Question 1: May the attorney institute suit against the tortfeasor in the insured's name without getting the insured's permission?

    Pursuant to the provisions of Rule 1.2(a), a lawyer may not institute a legal proceeding without obtaining proper authorization from his client.  The ordinary provision in an insurance policy giving the insurance company the right of subrogation does not give the lawyer the right to institute a lawsuit in the name of the insured without specific authority from the insured.  The normal subrogation agreements, trust agreements or loan receipts which are executed at the time of the payment by the insurer usually give the insurance company the right to pursue the claim in the insured's name and depending upon the language may grant proper authorization from the insured to proceed in such fashion.  Appropriate authorization to bring the suit in the insured's name should be obtained and the insured should be kept advised with respect to developments in the case.

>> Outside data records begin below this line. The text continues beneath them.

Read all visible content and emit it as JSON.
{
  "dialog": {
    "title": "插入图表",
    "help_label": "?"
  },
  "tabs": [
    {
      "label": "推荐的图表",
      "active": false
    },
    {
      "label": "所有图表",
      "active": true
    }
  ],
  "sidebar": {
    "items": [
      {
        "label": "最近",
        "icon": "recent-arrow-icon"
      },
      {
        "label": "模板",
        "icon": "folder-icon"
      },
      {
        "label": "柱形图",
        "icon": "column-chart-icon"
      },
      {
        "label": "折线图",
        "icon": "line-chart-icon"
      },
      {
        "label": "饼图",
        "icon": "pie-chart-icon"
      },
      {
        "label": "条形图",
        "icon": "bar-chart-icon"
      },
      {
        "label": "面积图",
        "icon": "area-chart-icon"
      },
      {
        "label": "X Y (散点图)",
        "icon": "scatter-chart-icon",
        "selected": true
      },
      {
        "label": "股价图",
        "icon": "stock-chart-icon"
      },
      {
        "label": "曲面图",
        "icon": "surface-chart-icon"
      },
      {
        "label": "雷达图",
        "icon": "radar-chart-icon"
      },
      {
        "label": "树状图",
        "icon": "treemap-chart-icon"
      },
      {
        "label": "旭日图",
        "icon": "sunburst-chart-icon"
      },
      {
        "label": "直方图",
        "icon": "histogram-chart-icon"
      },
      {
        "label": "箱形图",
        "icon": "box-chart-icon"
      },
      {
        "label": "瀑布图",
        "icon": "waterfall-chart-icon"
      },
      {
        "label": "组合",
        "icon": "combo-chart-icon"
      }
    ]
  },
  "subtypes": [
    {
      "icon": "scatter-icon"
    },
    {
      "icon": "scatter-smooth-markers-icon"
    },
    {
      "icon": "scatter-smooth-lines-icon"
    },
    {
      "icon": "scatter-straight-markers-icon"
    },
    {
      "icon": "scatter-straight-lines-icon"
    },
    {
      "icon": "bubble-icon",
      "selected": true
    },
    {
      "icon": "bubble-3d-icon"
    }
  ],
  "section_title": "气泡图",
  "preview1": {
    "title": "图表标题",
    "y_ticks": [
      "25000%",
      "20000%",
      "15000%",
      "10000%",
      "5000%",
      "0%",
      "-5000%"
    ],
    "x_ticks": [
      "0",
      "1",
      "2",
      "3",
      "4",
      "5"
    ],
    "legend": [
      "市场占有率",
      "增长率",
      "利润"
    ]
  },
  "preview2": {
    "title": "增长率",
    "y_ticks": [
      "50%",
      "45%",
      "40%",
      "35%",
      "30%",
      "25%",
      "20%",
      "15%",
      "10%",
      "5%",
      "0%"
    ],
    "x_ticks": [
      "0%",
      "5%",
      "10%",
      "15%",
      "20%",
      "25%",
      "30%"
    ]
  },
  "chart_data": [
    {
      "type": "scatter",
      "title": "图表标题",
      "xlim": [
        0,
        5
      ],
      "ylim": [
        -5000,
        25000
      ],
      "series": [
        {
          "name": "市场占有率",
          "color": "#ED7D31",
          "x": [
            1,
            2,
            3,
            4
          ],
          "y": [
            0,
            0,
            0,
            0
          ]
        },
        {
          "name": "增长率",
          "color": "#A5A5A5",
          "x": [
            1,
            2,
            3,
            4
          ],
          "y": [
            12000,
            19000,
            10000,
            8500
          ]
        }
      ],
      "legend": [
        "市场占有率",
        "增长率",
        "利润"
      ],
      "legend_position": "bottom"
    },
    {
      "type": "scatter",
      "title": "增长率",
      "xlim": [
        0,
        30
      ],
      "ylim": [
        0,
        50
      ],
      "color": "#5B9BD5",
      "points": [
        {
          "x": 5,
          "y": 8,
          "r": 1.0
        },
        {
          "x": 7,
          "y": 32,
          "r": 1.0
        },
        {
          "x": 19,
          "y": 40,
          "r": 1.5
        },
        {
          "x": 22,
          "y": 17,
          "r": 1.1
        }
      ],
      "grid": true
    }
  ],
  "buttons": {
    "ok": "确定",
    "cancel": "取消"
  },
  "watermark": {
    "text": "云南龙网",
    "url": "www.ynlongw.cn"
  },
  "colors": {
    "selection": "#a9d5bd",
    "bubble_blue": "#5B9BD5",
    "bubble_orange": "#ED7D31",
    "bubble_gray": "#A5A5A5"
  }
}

Question 2: Does the attorney represent both the insured and the insurance company, and, if so, would he then have a duty to inform the insured of his potential causes of action such as for diminution of value and personal injury?

    The insurance policy does not create an attorney/client relationship between the lawyer and the insured.  If the lawyer undertakes to represent the insured, the lawyer has duties to the insured, which must be respected with respect to advising the insured as to other potential causes of action such as diminution of value and personal injury.  Rule 1.7(b); see also, Comment 10 (assuring independence of counsel) and Comment 12 (common representations permissible even with some differences in interests).

Question 3: Is there a conflict of interest in representing the insured as to other potential causes of action?

    In most instances no problem would be presented with representing the insured as to his deductible, diminution of value, etc.  Generally an insurance company retains the right to compromise the claim, which would reasonably result in a pro-rata payment to the insurance carrier and the insured.  The attorney representing the insured must be cautious to avoid taking any action, which would preclude the insured from any recovery to which the insured might otherwise be entitled.  Rule 1.7, Conflict of Interest: General Rule, (b); see also, Comment 10 (assuring independence of counsel) and Comment 12 (common representations permissible even with some differences in interest.) to Rule 1.7.

    A much more difficult problem is presented in the event an attorney attempts to represent both an insurance company's subrogation interest in property damage and an insured's personal injury claim.  In most cases the possibility of settlement must be considered.  Any aggregate settlement would necessarily have to be allocated between the liquidated damages of the subrogated property loss and the unliquidated damages of the personal injury claim.  Any aggregate settlement would require each client's consent after consultation, and this requirement cannot be met by blanket consent prior to settlement negotiations.  Rule 1.8(g); see also Comment 6 to Rule 1.8.  Only the most sophisticated of insureds could intelligently waive such a conflict, and therefore in almost all cases an attorney would be precluded from representing both the insurer and the insured in such cases.

    In conclusion, a lawyer representing an insurance company on a subrogation claim should not undertake the simultaneous representation of the insured on related claims, unless it is reasonably likely that the lawyer will be able to provide adequate representation to both clients, and only if both the insurance company and the insured have consented to the representation after consultation with the lawyer, have received in writing reasonable and adequate information about the material risks of the representation, and have been given the opportunity to consult with independent counsel.  Rule 1.7(a) and (b).